U.S. Corporate Philanthropy and Foreign Relations in the 20th century

In 1896 Andrew Carnegie supported an exhibition of then-contemporary art which became the first Carnegie International – an exhibition that repositioned the steel town of Pittsburgh as a hub for global cultural exchange. On his 75th birthday, November 25, 1910, Andrew Carnegie announced the establishment of the Carnegie Endowment for International Peace, the purpose of which was to support a think tank dedicated to advancing the cause of world peace. Inspired by his family’s missionary work to Japan, John D. Rockefeller 3rd founded the Asia Society and was at one time a member of the Council on Foreign Relations, the Foreign Policy Association, and the Institute of Pacific Relations. In 1963 he created the JDR III Fund, a philanthropic organization whose signature initiative, the Asian Cultural Program, encouraged East-West cultural exchange. This tradition of global philanthropy followed suit with his father, John Rockefeller Jr. who had supported the restoration and rehabilitation of major buildings in France for which he was awarded France's highest decoration, the Grand-Croix de la Legion d'honneur.

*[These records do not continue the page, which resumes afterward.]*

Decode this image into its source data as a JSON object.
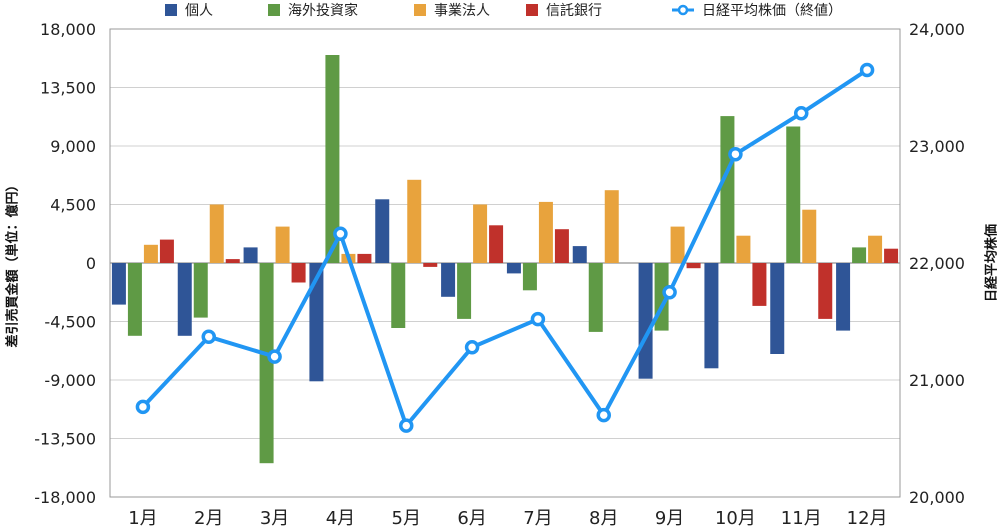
{
  "chart_data": {
    "type": "bar",
    "categories": [
      "1月",
      "2月",
      "3月",
      "4月",
      "5月",
      "6月",
      "7月",
      "8月",
      "9月",
      "10月",
      "11月",
      "12月"
    ],
    "series": [
      {
        "name": "個人",
        "color": "#2f5597",
        "values": [
          -3200,
          -5600,
          1200,
          -9100,
          4900,
          -2600,
          -800,
          1300,
          -8900,
          -8100,
          -7000,
          -5200
        ]
      },
      {
        "name": "海外投資家",
        "color": "#5f9a45",
        "values": [
          -5600,
          -4200,
          -15400,
          16000,
          -5000,
          -4300,
          -2100,
          -5300,
          -5200,
          11300,
          10500,
          1200
        ]
      },
      {
        "name": "事業法人",
        "color": "#e8a33d",
        "values": [
          1400,
          4500,
          2800,
          700,
          6400,
          4500,
          4700,
          5600,
          2800,
          2100,
          4100,
          2100
        ]
      },
      {
        "name": "信託銀行",
        "color": "#c0312b",
        "values": [
          1800,
          300,
          -1500,
          700,
          -300,
          2900,
          2600,
          0,
          -400,
          -3300,
          -4300,
          1100
        ]
      }
    ],
    "line_series": {
      "name": "日経平均株価（終値）",
      "color": "#2196f3",
      "values": [
        20770,
        21370,
        21200,
        22250,
        20610,
        21280,
        21520,
        20700,
        21750,
        22930,
        23280,
        23650
      ]
    },
    "ylabel_left": "差引売買金額（単位：億円）",
    "ylabel_right": "日経平均株価",
    "ylim_left": [
      -18000,
      18000
    ],
    "yticks_left": [
      "18,000",
      "13,500",
      "9,000",
      "4,500",
      "0",
      "-4,500",
      "-9,000",
      "-13,500",
      "-18,000"
    ],
    "ylim_right": [
      20000,
      24000
    ],
    "yticks_right": [
      "24,000",
      "23,000",
      "22,000",
      "21,000",
      "20,000"
    ],
    "grid": true,
    "legend_position": "top"
  }
}
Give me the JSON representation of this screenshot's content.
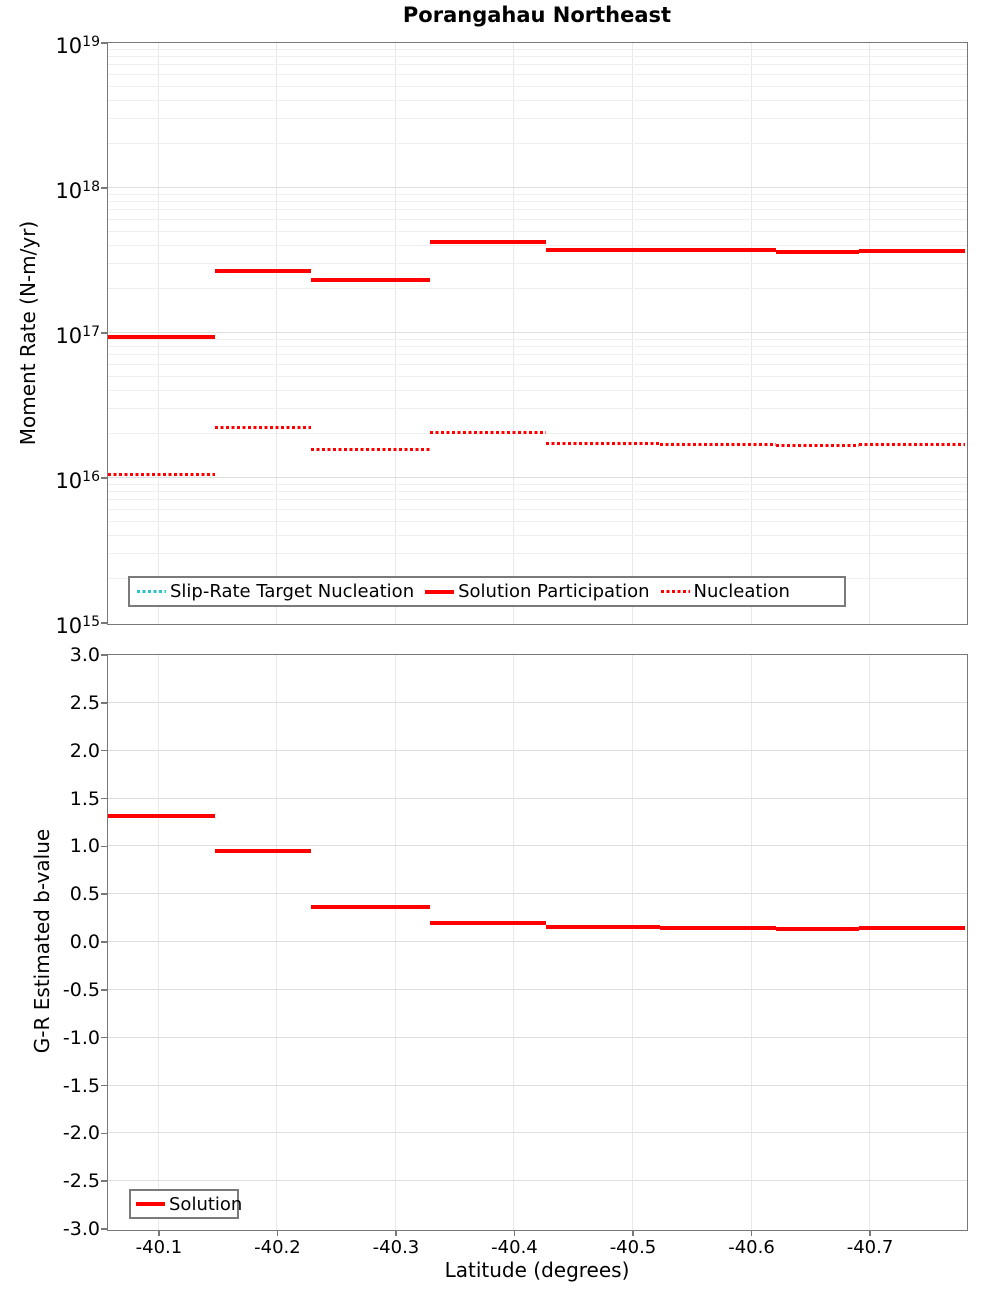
{
  "figure_title": "Porangahau Northeast",
  "colors": {
    "solution_red": "#ff0000",
    "slip_rate_target_teal": "#2bc4c6",
    "frame_gray": "#787878",
    "grid_minor": "#efefef",
    "grid_major": "#dedede",
    "background": "#ffffff"
  },
  "chart_data": [
    {
      "type": "line",
      "subtype": "horizontal-step-segments",
      "title": "Porangahau Northeast",
      "ylabel": "Moment Rate (N-m/yr)",
      "yscale": "log",
      "ylim": [
        1000000000000000.0,
        1e+19
      ],
      "y_tick_exponents": [
        19,
        18,
        17,
        16,
        15
      ],
      "xlim": [
        -40.057,
        -40.781
      ],
      "x_ticks": [
        -40.1,
        -40.2,
        -40.3,
        -40.4,
        -40.5,
        -40.6,
        -40.7
      ],
      "x_tick_labels_visible": false,
      "grid": true,
      "legend_location": "lower left",
      "legend": [
        {
          "label": "Slip-Rate Target Nucleation",
          "style": "dotted",
          "color": "#2bc4c6"
        },
        {
          "label": "Solution Participation",
          "style": "solid",
          "color": "#ff0000"
        },
        {
          "label": "Nucleation",
          "style": "dotted",
          "color": "#ff0000"
        }
      ],
      "section_boundaries": [
        -40.057,
        -40.148,
        -40.229,
        -40.329,
        -40.427,
        -40.523,
        -40.621,
        -40.691,
        -40.781
      ],
      "series": [
        {
          "name": "Solution Participation",
          "style": "solid",
          "color": "#ff0000",
          "values": [
            9.3e+16,
            2.65e+17,
            2.3e+17,
            4.2e+17,
            3.7e+17,
            3.7e+17,
            3.6e+17,
            3.65e+17
          ]
        },
        {
          "name": "Nucleation",
          "style": "dotted",
          "color": "#ff0000",
          "values": [
            1.05e+16,
            2.2e+16,
            1.55e+16,
            2.05e+16,
            1.72e+16,
            1.7e+16,
            1.65e+16,
            1.68e+16
          ]
        },
        {
          "name": "Slip-Rate Target Nucleation",
          "style": "dotted",
          "color": "#2bc4c6",
          "values": []
        }
      ]
    },
    {
      "type": "line",
      "subtype": "horizontal-step-segments",
      "title": "",
      "ylabel": "G-R Estimated b-value",
      "xlabel": "Latitude (degrees)",
      "yscale": "linear",
      "ylim": [
        -3.0,
        3.0
      ],
      "y_ticks": [
        3.0,
        2.5,
        2.0,
        1.5,
        1.0,
        0.5,
        0.0,
        -0.5,
        -1.0,
        -1.5,
        -2.0,
        -2.5,
        -3.0
      ],
      "xlim": [
        -40.057,
        -40.781
      ],
      "x_ticks": [
        -40.1,
        -40.2,
        -40.3,
        -40.4,
        -40.5,
        -40.6,
        -40.7
      ],
      "x_tick_labels_visible": true,
      "grid": true,
      "legend_location": "lower left",
      "legend": [
        {
          "label": "Solution",
          "style": "solid",
          "color": "#ff0000"
        }
      ],
      "section_boundaries": [
        -40.057,
        -40.148,
        -40.229,
        -40.329,
        -40.427,
        -40.523,
        -40.621,
        -40.691,
        -40.781
      ],
      "series": [
        {
          "name": "Solution",
          "style": "solid",
          "color": "#ff0000",
          "values": [
            1.31,
            0.95,
            0.36,
            0.19,
            0.15,
            0.145,
            0.13,
            0.14
          ]
        }
      ]
    }
  ]
}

Rockefeller Jr’s also provided support for the excavations in Luxor, and the reconstruction of Lingnan University in China, and St. Luke's International Hospital in Tokyo. Efforts such as these not only cemented the names of these philanthropists in history, but also strengthened U.S. diplomatic relations and cultivated U.S. soft power. While championing global initiatives, these titans of industries faced challenges domestically. Seen by many in the U.S as hubristic, overreaching into governmental affairs, or simply laundering the donor’s reputation, this work did little to help these philanthropists in the US. This presentation will explore why these, and other, industrialists prioritized global philanthropy and the role that their contributions play in U.S.-foreign relations today.